The fewer packages you use to build the container image the better for the security. Any additional package increases the risk of containing the vulnerability that may put our application or infrastructure on risk. It also means the container will use more disk space and memory. Base images from well-known distributions contain quite many libraries by default. Official Ubuntu 18.04 image size is 84MB, Centos size is 200MB, Debian 101MB while Alpine is only 4.4MB. We get the base image os system with almost nothing and have full control of what we install to fulfill requirements of our application. 

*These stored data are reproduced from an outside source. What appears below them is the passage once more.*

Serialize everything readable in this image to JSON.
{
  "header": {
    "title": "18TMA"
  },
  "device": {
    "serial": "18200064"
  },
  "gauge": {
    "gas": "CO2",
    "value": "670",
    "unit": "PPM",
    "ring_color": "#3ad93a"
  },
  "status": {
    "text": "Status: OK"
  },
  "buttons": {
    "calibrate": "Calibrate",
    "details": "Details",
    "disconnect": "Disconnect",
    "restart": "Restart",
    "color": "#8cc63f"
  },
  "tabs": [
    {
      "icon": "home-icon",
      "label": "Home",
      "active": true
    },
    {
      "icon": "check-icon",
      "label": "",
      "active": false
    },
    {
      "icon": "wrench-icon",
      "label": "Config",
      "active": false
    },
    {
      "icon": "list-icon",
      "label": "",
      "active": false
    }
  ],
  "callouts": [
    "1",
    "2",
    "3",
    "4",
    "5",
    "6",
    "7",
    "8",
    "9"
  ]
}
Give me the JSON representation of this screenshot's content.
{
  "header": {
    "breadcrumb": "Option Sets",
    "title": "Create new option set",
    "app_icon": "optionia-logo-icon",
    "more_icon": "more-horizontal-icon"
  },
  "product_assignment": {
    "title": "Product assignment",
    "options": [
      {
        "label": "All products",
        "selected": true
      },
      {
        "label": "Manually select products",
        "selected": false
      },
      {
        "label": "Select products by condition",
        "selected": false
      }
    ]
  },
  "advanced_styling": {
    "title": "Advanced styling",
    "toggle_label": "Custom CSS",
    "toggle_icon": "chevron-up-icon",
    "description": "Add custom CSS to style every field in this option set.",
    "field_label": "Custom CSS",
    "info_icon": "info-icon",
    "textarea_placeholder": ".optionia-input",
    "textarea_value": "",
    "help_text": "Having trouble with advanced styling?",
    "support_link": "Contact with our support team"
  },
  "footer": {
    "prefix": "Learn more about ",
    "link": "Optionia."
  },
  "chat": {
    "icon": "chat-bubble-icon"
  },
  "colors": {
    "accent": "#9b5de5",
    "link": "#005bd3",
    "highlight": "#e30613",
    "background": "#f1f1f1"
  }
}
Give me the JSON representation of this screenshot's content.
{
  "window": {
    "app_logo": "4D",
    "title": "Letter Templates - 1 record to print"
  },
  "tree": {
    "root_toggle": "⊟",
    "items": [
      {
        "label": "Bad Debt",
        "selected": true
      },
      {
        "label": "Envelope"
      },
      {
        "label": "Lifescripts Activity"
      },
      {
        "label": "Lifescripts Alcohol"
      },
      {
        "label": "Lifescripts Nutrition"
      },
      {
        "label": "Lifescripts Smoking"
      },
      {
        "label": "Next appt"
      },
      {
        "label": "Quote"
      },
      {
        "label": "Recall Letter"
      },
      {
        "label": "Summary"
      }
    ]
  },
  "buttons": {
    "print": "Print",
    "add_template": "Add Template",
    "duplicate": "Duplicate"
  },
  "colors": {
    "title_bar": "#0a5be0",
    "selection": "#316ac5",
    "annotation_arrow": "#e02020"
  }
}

Let me show you an example from the real world. Take a moment to get back to my older post where I described how to automate the process of building Docker image of Jenkins. If you looked at official Jenkins repository into the Dockerfile you could see:

FROM openjdk:8-jdk

If you dig deeper and deeper you will find that everything has been build on top of ubuntu:cosmic image which size is 70MB. Alternatively, you can use the Dockerfile-alpine to build the Jenkins image and put everything on top of the Alpine Linux. Using those two configuration files I created two images that contain base Jenkins installation extended by Docker, Ansible and Robot Framework including all required additional libraries for those applications.

First, let’s look at the size. The Alpine-based image is 40% thinner in size than Centos-based one. There is no magical data compression, it is just not packed with unused packages.

The confirmation is in security scan – Alpine based image consists of 113 packages versus 257 in Centos-based build. The direct result is visible in a number of found known vulnerabilities. 

Building the image on top of Alpine requires much more work on installing the all dependency in libraries, but it worth spending the time – security should always be a top priority.